Metal: Hellsinger is a rhythm FPS, where your ability to shoot on the beat will enhance your gameplay experience. The more in sync you are with the rhythm, the more intense the music will become and the more destruction you will cause. In essence, the game is a love letter to fast-paced first-person shooters, especially Doom, and a tribute to metal music and the culture surrounding it.
You play as The Unknown, who is part human and part demon, seeking vengeance against the Red Judge. Alongside her is Pax, a talking skull, who helps narrate throughout the game since Unknown lost her voice. The only goal is to burst your way through the fiercest domains of Hell and slaughter hordes of demons that are in your way.
The story itself is purposefully vague, revealing small pieces of information until the end, and doesn’t play a significant factor in enjoying Metal: Hellsinger since in the end, it’s just another vengeance story. As Pax delivers the bulk of the narration and comments on what the pair are doing at the moment. The actual story is delivered between every combat arena and stage. These are substantial information dumps that can last around five minutes each. While interesting, these scenes could have been spread out more evenly across the game.
Gameplay has you mostly moving from one room to another before sealing you in and summoning demons to kill. Metal: Hellsinger offers basic movements like dodging and double jumping. Firing and dodging on beat improves your combo score, which increases your damage and adds new tracks to the song for each combo tier.
While killing demons, you can hear an instrumental version of songs playing but the catch is that there’s no vocal in the song until you hit the 16x Multiplier. Initially, the song starts off sounding sparse with the visual metronome in the crosshairs. As the player shoots on the beat, they’ll get good or perfect hits that can raise the multiplier. As the multiplier increases the sound fills out, increasing the guitar and bass volume with vocals kicking in once the 16x Multiplier is hit. This mechanic encourages the players to shoot to the beat, move around, and explore, as does the satisfaction you get when you get into a nice rhythm as the shots that ring out pair beautifully with the songs themselves.
Another factor that makes Metal: Hellsinger fun and thrilling is its “Demonic Arsenal” which offers a wide range of murderous weapons that range from a talking skull that spits out flames to dual revolvers dubbed “The Hounds”, each with their own ultimate ability that lets players many different ways to slaughter demons. Another cool mechanic is the “fast reload” when reloading “on beat” rewards you with a fast reload. Sometimes when enemies are weak, you can perform a finisher on the beat to rush to them and finish them with a melee kill. This doesn’t improve your combo meter, but the enemy will drop health.

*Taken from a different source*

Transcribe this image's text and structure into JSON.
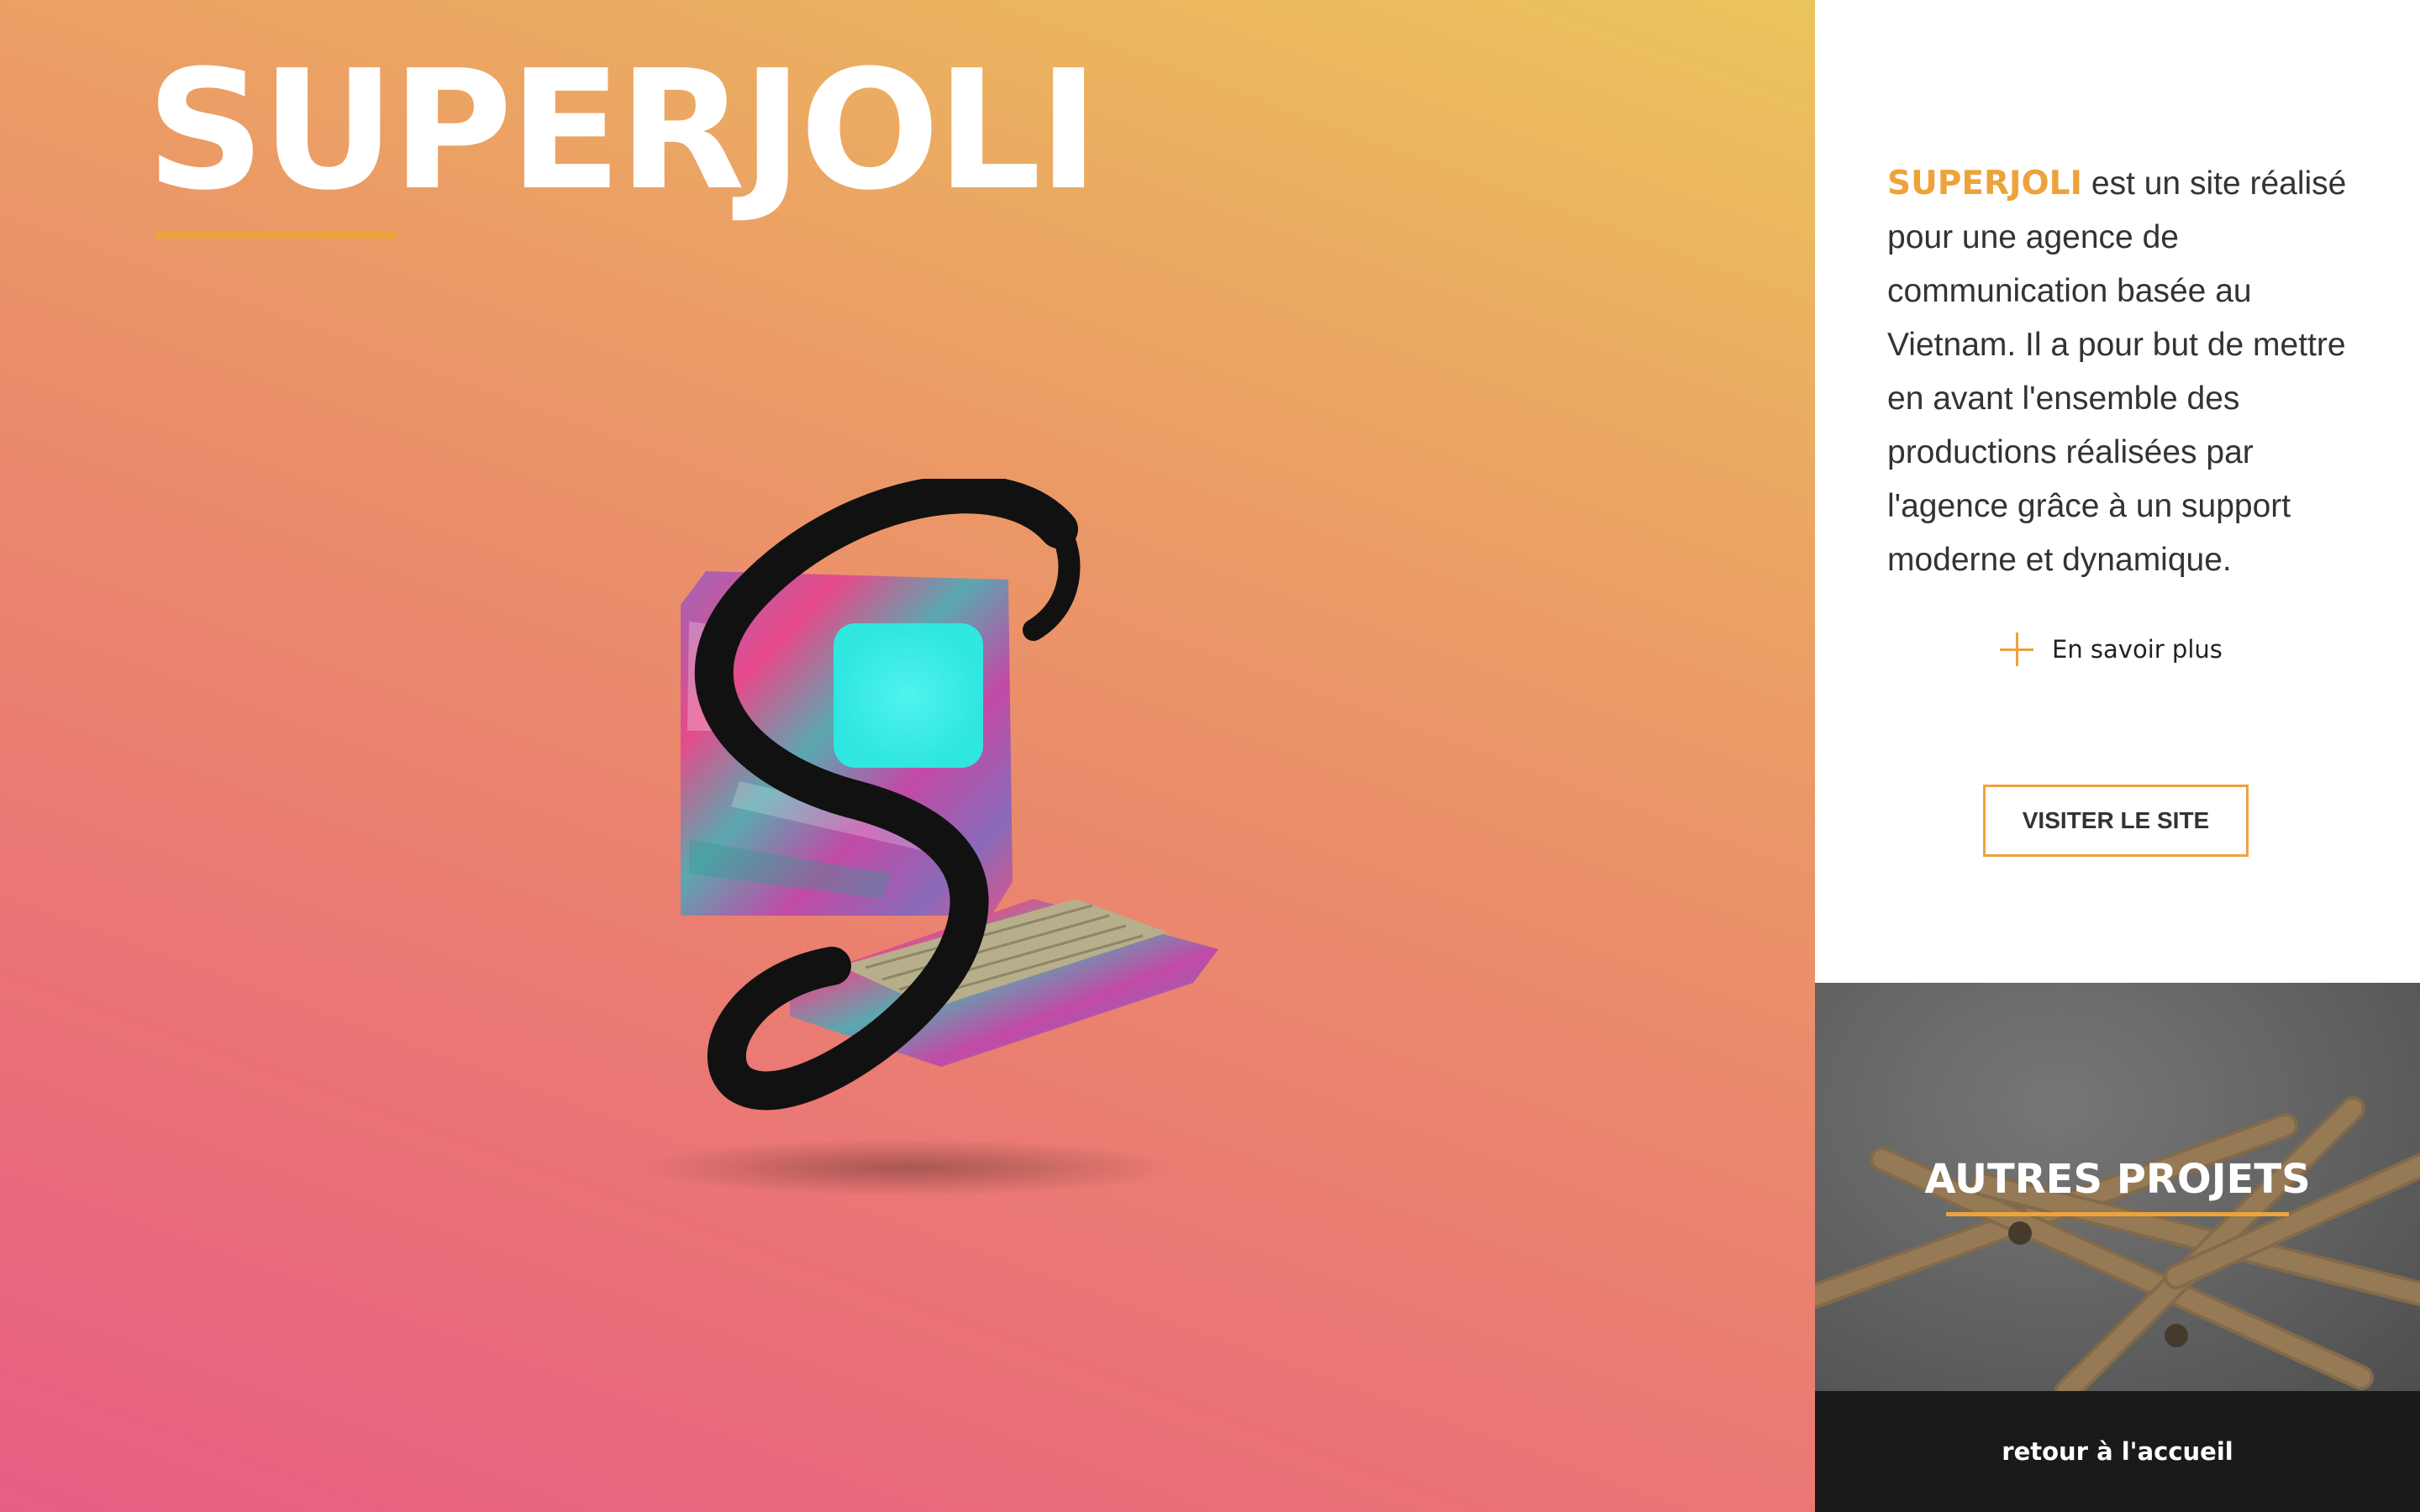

Music plays an important role in setting the tone of The Unknown’s battle through Hell. The soundtrack of Metal: Hellsinger is its biggest star featuring the likes of Serk Tankian from System of a Down, Alissa White-Gluz from Arch Enemy, and more. Every track hits hard and fits the brutal visuals. Thoughtful touches such as the pillars of fire or glowing parts of enemies pulsing to the music further sell the aesthetics and tracks together.
Speaking in term of replayability, Metal: Hellsinger offers optional challenges after finishing a stage to upgrade your passive abilities. At the end of each stage, you are presented a breakdown of your points.

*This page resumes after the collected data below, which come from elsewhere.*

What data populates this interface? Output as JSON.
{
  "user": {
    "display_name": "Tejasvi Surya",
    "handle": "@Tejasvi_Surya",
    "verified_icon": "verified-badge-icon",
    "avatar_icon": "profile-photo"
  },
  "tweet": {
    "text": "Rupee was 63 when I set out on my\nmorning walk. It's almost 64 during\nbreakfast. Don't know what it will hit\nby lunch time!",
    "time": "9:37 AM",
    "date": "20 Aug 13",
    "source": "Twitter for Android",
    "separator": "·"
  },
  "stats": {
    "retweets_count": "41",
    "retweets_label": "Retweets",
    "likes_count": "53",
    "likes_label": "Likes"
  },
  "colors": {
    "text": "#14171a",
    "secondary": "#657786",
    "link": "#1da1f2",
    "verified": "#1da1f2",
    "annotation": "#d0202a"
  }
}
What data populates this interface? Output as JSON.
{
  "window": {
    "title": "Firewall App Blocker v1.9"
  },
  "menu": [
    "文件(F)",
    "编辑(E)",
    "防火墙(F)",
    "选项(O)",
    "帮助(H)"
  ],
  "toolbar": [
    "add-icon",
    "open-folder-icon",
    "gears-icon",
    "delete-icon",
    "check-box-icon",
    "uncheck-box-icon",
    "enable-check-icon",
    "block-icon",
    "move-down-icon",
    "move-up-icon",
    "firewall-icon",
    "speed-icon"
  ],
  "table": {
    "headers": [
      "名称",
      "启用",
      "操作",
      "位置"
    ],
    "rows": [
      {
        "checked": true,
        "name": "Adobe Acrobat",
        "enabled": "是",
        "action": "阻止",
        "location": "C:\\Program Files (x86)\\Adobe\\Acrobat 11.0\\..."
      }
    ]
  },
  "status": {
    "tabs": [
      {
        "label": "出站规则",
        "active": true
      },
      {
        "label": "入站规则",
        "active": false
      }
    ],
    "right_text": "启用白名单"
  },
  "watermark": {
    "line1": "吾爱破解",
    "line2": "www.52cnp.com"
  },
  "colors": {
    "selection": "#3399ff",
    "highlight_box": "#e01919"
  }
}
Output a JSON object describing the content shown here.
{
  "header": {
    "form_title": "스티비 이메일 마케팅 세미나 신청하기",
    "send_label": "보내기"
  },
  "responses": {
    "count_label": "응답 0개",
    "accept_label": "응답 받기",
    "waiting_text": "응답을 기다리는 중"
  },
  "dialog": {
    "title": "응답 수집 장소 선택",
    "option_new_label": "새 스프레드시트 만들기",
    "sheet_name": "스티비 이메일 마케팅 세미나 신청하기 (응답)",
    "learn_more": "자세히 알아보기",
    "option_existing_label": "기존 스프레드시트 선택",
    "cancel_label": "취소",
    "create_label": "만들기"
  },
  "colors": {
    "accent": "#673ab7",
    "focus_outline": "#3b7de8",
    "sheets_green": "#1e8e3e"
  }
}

This is helpful with l since it lets you know which aspects of your gameplay to focus/improve more on. Not just that, a leaderboard is shown to compare how you did to other players.
As you progress more into the game, you start to see more cracks in the game. First, the overall level design comes across very barebone. The environments across all eight levels seem blurred together and have similar colour grading with uninteresting level design. Each level amounts to a series of arenas connected by hallways ending in a boss. The level designs have minor variations in verticality, objects, and layouts to make each one feel different, though they’re not varied enough to feel unique.
Speaking of enemies, there are technically some varieties of enemies, there are your basic grunt enemies and some that can fly or spit things. There’s not any enemy that requires certain tactics to kill them; I understand why not to include an enemy like that since the game is all about fast-paced action and doing something like that would ruin pacing a bit. At the same time, I think a few challenges here and there makes the players more engaged. On top of that, the design of bosses can be improved a lot more. By the end of the day, each boss is the same with different looks but does the same thing.
While Metal: Hellsinger does have its flaws, I believe it did a really good job of marrying 2 different genres of games. Overall, it is a pleasant blend of action and rhythm, allowing players to get lost in the mayhem of Hell. While a relatively short campaign might leave players wanting more, what’s already there is an excellent package that fans of rhythm and action will immediately agree is a classic.